Nós só enxergamos por que existe luz. No escuro nada nos é perceptível. Nossa visão é relativa à luz existente. Escutamos entre 1500 e 3000 ciclos. Antes e depois disso, respectivamente, nada percebemos.
Quase todos animais escutam e enxergam além de nossos parcos limites. Alguns possuem até mais sentidos que nós. Como o morcego e seu radar. O tubarão com seus sensores que percebem qualquer movimento dentro d’água.
Charlie Chaplin foi a um show de imitações para imitar a si mesmo. Fácil; era só ser ele mesmo. Pois é, mas o resultado foi surpreendente. O gênio criador de Carlitos ficou lugares atrás do 1º colocado na imitação de si próprio.
Não conseguimos nos imitar. Nós nos vemos diferente do que os outros nos vêm. Provavelmente nem saibamos dos motivos de sermos tal como somos. Ao interpretar o que vemos (e tudo que enxergamos é relativo à luz), sempre colocamos algo de pessoal no visto.
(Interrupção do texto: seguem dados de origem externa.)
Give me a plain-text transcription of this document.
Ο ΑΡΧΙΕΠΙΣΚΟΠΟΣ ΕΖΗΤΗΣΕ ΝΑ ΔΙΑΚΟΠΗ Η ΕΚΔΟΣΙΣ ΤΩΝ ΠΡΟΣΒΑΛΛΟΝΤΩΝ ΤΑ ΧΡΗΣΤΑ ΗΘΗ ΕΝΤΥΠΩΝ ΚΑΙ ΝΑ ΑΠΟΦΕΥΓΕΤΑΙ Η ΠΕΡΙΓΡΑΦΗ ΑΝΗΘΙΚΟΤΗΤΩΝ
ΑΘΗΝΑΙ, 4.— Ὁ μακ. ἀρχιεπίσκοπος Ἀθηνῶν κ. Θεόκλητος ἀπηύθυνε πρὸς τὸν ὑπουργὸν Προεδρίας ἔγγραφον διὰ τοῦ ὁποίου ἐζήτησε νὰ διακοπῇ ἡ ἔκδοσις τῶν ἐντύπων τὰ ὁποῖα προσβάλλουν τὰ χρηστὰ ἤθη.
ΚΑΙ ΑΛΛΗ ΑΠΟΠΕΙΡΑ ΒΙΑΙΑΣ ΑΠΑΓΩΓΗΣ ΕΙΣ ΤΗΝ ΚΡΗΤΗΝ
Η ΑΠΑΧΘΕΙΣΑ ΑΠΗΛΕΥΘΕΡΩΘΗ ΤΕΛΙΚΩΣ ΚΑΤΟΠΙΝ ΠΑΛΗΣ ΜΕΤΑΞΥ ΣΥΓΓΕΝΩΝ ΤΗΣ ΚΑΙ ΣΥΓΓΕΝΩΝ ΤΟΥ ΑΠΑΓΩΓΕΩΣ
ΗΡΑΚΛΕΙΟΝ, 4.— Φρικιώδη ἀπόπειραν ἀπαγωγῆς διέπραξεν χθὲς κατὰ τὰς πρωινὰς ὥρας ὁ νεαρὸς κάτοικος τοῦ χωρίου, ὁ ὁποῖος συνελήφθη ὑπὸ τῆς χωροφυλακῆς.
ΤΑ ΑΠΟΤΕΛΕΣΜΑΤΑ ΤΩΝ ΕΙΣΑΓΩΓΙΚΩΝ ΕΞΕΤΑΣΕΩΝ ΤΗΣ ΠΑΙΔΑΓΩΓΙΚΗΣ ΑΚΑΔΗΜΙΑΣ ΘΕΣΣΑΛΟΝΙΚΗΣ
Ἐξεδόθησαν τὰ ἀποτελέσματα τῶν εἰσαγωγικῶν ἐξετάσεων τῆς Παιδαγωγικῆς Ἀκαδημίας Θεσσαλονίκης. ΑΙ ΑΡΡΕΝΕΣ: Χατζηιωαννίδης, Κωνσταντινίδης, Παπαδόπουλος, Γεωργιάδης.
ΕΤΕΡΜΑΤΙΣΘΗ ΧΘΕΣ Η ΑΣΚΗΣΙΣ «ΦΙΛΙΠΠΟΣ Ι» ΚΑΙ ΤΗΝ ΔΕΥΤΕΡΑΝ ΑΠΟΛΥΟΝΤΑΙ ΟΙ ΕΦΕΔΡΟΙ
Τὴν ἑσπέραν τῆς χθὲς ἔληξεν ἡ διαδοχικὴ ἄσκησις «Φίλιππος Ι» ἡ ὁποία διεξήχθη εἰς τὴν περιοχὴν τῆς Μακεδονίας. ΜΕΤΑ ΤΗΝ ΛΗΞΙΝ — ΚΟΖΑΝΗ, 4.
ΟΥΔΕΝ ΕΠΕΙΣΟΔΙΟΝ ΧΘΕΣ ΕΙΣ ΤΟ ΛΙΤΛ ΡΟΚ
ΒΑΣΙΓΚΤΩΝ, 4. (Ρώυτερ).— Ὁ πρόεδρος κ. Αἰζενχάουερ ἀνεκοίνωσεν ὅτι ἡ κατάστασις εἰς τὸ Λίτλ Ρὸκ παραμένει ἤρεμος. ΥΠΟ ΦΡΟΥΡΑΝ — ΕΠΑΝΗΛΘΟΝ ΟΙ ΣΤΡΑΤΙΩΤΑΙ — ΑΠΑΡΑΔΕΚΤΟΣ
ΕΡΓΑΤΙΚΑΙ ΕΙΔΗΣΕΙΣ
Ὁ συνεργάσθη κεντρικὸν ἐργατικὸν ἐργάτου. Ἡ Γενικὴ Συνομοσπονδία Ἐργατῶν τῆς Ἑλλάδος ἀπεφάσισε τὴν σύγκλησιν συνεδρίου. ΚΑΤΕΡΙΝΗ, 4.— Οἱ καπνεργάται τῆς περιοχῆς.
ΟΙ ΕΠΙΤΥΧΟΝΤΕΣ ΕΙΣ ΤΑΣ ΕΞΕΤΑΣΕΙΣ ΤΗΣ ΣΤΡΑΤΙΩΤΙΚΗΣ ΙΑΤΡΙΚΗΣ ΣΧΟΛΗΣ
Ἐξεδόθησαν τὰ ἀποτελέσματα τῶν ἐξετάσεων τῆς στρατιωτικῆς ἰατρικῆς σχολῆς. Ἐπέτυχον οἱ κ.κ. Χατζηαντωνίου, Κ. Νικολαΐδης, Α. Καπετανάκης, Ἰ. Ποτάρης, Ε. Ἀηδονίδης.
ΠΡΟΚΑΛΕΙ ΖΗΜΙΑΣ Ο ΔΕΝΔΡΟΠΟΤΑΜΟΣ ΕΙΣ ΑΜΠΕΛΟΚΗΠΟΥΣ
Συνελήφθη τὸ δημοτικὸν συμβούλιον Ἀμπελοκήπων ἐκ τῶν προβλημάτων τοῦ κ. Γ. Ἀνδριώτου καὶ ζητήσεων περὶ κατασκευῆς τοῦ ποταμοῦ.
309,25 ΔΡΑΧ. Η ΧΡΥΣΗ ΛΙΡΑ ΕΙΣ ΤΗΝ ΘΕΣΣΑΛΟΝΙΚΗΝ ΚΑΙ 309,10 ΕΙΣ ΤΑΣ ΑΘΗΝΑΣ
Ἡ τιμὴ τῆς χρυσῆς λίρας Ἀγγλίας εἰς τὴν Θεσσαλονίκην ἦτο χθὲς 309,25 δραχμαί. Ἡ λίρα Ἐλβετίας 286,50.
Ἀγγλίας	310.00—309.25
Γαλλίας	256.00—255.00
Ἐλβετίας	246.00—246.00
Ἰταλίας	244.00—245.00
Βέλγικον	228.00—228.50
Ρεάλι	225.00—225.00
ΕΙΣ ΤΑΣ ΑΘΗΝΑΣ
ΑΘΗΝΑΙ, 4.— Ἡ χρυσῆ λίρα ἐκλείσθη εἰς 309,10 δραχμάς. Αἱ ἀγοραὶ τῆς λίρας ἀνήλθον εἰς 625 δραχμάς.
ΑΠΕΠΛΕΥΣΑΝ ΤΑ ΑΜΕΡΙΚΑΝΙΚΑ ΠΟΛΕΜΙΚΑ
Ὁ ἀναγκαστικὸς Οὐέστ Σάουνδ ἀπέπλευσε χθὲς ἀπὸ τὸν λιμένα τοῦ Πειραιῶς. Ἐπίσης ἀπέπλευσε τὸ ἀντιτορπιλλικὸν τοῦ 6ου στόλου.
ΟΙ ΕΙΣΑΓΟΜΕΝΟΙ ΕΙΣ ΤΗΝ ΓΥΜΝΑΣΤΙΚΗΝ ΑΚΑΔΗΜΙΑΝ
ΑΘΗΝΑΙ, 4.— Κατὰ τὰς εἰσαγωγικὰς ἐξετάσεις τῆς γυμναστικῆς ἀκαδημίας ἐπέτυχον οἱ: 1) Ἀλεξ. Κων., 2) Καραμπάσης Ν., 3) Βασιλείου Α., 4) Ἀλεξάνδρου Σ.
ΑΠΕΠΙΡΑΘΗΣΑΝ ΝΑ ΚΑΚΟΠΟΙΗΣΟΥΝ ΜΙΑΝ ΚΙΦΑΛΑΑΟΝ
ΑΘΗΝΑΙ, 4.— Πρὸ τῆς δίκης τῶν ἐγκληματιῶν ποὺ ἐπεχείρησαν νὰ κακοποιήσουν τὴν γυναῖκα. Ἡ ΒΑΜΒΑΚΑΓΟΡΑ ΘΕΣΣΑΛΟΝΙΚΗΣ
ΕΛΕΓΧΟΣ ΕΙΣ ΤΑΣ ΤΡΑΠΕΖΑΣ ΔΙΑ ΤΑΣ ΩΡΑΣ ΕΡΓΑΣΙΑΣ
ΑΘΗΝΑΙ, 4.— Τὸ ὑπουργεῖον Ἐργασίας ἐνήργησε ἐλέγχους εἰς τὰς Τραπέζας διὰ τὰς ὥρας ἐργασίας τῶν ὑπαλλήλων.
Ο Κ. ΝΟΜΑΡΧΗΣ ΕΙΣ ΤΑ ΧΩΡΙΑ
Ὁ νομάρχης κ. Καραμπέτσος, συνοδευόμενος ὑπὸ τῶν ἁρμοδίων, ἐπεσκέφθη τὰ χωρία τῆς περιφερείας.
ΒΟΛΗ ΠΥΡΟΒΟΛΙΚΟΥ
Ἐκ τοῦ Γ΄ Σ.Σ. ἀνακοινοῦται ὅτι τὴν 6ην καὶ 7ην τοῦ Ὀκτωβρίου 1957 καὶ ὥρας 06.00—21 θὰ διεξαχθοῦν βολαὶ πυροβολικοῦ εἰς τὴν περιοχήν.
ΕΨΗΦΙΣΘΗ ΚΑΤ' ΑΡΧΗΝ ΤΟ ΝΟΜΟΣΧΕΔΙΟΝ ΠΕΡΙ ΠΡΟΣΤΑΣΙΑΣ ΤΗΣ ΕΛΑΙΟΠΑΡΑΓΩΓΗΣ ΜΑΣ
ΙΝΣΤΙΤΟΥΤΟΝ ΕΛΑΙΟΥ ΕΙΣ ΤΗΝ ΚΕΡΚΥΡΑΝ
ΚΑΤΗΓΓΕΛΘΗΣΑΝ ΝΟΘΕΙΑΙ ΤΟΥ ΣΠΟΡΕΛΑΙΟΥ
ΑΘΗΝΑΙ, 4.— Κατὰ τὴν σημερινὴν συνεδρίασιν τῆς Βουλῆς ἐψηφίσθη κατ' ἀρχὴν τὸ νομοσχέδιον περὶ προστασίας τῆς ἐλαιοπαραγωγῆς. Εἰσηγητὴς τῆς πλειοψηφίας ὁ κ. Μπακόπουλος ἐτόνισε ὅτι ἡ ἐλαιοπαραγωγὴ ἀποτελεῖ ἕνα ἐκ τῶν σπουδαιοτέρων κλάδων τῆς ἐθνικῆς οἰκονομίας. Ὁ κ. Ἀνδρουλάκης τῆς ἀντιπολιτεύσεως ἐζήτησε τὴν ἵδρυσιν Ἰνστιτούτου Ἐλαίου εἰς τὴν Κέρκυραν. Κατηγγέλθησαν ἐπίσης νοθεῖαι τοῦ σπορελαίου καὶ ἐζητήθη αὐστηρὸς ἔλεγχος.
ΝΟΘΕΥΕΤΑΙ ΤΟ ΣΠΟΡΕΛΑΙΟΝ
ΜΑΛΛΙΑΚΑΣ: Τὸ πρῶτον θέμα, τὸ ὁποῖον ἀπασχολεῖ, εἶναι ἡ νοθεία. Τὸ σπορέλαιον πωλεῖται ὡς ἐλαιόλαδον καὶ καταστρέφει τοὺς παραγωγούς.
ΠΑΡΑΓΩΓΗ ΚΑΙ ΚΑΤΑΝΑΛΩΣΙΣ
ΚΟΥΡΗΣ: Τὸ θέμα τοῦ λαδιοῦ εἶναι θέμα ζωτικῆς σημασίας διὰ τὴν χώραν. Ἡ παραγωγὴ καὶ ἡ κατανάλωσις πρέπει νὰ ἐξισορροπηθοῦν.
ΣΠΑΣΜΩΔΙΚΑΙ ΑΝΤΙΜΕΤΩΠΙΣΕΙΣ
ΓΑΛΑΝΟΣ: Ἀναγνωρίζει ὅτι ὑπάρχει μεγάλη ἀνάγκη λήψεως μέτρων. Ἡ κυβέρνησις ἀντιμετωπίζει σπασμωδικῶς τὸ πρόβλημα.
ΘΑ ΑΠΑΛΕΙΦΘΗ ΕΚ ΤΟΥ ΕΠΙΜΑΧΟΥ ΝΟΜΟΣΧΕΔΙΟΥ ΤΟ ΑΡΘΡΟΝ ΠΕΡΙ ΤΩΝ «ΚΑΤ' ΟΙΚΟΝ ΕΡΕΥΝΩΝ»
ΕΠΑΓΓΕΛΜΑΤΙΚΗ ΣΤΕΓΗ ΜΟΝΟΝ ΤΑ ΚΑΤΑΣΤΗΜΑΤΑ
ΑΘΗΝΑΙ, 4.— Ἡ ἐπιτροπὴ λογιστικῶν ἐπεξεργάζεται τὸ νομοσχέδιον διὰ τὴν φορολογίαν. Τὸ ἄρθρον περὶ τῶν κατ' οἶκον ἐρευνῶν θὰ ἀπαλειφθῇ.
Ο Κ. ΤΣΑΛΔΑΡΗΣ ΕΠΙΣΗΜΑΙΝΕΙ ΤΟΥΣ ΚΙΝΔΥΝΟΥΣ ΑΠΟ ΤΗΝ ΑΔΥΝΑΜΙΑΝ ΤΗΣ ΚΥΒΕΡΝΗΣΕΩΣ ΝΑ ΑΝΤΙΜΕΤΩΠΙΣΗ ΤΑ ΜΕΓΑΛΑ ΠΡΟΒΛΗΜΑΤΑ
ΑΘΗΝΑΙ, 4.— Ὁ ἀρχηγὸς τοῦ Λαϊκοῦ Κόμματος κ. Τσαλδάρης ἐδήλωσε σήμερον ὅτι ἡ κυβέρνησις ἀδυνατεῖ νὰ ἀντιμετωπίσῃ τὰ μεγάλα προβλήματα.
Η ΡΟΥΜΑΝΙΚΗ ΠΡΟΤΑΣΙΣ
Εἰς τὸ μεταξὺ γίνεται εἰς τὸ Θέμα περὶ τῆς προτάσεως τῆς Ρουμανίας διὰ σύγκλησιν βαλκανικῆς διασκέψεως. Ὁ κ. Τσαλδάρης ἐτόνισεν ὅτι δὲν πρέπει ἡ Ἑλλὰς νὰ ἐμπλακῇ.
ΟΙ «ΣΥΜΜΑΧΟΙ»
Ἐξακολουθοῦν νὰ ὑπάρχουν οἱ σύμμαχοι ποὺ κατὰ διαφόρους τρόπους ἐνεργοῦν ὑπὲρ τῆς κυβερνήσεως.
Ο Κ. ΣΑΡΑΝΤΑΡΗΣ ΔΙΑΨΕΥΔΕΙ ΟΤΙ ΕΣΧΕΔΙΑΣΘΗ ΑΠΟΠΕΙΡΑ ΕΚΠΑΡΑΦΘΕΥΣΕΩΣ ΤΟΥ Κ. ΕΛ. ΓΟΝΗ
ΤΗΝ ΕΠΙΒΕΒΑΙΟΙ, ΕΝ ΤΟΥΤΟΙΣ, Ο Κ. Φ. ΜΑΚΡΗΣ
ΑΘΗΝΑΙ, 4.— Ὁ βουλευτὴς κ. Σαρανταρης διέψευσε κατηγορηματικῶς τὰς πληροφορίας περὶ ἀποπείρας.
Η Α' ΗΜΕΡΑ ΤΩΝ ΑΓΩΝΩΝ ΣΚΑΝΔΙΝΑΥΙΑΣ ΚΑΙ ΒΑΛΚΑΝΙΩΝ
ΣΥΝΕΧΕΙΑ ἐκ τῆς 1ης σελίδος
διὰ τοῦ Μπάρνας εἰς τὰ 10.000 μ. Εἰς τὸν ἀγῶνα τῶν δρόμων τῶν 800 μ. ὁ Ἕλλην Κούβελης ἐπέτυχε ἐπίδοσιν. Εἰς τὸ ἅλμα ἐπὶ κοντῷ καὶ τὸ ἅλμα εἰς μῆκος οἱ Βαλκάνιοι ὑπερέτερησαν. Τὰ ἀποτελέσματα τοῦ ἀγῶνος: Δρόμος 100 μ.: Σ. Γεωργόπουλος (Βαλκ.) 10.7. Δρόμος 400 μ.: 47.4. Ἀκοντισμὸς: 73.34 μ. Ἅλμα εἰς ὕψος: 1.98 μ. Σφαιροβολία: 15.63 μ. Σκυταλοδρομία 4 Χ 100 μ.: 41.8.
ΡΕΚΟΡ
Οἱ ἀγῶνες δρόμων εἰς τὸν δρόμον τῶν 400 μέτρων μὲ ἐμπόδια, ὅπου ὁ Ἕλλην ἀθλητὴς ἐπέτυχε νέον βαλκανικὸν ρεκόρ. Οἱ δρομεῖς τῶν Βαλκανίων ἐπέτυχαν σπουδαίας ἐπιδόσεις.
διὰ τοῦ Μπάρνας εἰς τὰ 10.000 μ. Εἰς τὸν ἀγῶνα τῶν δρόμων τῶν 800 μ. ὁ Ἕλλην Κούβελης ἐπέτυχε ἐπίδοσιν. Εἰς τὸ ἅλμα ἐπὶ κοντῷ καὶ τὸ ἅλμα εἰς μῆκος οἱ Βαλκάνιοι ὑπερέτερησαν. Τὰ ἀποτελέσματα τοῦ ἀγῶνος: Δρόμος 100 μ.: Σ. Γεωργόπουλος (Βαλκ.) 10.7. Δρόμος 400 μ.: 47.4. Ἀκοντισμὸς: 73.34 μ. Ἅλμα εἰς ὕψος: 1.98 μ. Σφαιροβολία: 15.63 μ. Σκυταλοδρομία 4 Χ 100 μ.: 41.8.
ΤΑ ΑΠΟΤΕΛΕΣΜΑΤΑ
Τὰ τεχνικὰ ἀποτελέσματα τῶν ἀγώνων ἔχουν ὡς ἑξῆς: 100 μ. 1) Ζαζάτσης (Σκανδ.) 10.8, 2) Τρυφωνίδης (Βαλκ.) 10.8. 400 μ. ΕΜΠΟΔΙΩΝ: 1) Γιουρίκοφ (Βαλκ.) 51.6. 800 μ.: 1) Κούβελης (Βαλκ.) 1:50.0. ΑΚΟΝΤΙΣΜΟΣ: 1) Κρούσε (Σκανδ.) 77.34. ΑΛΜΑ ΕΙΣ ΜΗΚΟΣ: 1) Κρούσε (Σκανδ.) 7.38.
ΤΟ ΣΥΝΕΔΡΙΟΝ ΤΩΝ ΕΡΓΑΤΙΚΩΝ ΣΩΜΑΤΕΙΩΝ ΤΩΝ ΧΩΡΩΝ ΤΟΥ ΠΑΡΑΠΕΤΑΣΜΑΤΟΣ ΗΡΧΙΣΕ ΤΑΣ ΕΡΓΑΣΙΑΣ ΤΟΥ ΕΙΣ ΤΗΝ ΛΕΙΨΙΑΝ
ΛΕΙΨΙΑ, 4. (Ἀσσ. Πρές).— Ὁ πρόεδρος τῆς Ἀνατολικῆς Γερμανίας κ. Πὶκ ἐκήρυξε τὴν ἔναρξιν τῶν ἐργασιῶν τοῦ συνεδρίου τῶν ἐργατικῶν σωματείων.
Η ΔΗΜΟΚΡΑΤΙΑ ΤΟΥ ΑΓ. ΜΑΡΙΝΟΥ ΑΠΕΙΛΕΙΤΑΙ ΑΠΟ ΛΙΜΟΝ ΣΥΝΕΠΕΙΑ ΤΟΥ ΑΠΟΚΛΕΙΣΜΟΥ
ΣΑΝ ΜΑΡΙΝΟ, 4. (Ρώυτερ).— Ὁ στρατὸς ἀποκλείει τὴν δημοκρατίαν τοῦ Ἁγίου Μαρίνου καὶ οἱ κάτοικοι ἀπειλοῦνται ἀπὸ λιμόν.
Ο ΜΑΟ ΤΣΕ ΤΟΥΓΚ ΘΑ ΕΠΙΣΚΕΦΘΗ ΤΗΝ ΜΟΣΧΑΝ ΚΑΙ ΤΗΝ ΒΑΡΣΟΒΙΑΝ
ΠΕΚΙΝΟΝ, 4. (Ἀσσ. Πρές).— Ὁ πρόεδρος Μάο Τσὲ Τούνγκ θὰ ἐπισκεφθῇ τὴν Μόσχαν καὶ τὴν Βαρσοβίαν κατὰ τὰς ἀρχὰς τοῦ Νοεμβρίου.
Às vezes nos sinto pequenos, limitados, presos às nossas causas e armadilhas existenciais. Mas, é só lembrar esses detalhes para perceber a grandeza humana. Com todos esses limites, ignorâncias, fraquezas, dificuldades e problemas que nos cercam, ainda construímos um mundo.
Imperfeito, complicado, caótico como nós mesmos. Mas funcionando. Estamos nos multiplicando e nos mantendo vivos, não estamos? E funciona para mais de 6 bilhões de pessoas. Não é admirável? Já pensou não houvesse tantos limites, tanta indiferença, tanta estupidez e essas dificuldades todas que enfrentamos, onde chegaríamos?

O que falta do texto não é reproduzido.